Effects of Different Inertial Measurement Unit Sensor-to-Segment Calibrations on Clinical 3-Dimensional Humerothoracic Joint Angles Estimation

Calibrating inertial measurement units (IMUs) involves converting orientation data from a local reference frame into a clinically meaningful reference system. Several solutions exist but little work has been done to compare different calibration methods with each other and an optical motion capture system. Thirteen healthy subjects with no signs of upper limb injury were recruited for this study and instrumented with IMU sensors and optical markers. Three IMU calibration methods were compared: N-pose calibration, functional calibration, and manual alignment. Subjects executed simple single-plane single-joint tasks for each upper limb joint as well as more complex multijoint tasks. We performed a 3-way analysis of variance on range of motion error, root mean squared error, and offset to assess differences between calibrations, tasks, and anatomical axes.

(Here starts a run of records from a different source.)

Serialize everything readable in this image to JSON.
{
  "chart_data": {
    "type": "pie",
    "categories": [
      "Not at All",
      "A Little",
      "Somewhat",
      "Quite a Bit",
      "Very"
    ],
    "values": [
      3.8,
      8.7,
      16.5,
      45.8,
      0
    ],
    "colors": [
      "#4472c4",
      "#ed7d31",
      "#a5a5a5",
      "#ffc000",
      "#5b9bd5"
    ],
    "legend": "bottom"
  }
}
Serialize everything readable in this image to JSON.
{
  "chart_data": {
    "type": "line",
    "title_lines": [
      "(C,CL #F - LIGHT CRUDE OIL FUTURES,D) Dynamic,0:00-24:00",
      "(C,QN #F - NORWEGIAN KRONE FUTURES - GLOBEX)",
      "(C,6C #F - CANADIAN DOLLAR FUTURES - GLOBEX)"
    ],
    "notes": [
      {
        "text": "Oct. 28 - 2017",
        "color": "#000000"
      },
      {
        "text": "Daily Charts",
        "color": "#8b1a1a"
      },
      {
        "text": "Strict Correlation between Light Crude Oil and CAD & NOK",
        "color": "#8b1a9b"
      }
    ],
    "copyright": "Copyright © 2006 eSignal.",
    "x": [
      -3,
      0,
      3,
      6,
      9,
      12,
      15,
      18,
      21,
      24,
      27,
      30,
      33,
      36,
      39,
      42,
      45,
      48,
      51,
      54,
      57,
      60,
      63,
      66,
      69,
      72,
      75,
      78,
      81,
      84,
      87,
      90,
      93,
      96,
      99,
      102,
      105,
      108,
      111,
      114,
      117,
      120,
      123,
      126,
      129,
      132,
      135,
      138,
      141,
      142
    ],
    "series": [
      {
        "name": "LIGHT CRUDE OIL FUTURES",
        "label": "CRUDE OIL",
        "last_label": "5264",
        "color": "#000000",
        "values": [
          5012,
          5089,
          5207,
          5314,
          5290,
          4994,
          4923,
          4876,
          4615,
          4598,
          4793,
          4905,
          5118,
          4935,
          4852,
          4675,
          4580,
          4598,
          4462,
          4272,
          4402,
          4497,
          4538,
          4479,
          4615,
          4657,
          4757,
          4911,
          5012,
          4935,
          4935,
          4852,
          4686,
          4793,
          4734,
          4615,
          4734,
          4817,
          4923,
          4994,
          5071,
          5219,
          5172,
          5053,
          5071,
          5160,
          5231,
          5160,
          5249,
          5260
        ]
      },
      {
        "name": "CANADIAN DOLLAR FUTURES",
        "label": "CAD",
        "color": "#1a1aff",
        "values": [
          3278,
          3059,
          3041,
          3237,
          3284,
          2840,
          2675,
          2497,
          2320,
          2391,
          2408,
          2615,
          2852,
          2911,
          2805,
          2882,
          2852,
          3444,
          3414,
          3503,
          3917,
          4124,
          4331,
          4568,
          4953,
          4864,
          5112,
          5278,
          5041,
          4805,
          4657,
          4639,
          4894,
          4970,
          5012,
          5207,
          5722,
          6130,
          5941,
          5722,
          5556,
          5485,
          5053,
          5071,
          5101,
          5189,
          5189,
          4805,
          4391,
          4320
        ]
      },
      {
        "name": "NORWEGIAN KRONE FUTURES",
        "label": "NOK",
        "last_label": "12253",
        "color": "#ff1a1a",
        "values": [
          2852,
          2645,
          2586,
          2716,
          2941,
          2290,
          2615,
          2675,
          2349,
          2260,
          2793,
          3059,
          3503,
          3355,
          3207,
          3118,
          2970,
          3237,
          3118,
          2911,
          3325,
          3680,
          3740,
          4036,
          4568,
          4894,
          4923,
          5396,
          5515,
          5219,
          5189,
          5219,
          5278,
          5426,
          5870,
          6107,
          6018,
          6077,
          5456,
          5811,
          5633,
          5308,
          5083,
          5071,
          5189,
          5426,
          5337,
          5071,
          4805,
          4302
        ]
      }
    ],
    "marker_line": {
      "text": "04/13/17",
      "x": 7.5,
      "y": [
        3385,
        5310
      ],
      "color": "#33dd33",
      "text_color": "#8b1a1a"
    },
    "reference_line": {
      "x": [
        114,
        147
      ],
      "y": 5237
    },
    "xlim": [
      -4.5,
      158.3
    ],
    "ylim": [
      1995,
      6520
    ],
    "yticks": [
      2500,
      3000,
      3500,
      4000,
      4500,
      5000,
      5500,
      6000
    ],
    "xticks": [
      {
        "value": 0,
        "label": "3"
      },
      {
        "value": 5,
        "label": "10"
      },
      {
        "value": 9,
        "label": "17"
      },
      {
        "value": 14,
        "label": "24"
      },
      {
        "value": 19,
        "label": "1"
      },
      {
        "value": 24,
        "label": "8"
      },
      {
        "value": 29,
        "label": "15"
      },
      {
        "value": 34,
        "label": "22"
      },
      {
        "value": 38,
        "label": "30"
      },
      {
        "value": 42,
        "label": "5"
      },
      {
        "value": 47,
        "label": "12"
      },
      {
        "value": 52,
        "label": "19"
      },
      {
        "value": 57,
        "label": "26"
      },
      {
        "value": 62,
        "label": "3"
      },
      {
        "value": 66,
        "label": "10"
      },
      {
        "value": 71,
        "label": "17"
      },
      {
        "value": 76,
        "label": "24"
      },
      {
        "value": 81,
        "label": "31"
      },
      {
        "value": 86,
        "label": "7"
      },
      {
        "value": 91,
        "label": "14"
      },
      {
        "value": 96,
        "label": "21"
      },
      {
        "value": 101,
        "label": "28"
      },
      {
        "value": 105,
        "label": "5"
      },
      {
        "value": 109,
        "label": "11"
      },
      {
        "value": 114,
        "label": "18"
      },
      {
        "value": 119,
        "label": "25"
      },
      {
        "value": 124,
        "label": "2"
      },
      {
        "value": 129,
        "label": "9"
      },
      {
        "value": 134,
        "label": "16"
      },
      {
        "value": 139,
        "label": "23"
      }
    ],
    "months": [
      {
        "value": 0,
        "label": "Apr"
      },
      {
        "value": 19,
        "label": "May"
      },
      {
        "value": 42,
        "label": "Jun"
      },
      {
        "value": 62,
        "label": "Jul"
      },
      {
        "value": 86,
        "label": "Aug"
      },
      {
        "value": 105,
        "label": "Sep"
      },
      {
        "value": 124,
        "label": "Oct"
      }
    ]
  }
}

Differences in the 3 IMU calibrations are minor and not statistically significant for most tasks and anatomical axes, with the exception of the offset interaction calibration × axes (P < .001, ηG2=.056). Specifically, manual alignment gives the best offset estimation on the abduction/adduction and internal/external rotation axes. Therefore, we recommend the use of a static N-pose calibration procedure as the preferred IMU calibration method to model the humerothoracic joint, as this setup is the simplest as it only requires accurate positioning of the trunk sensor.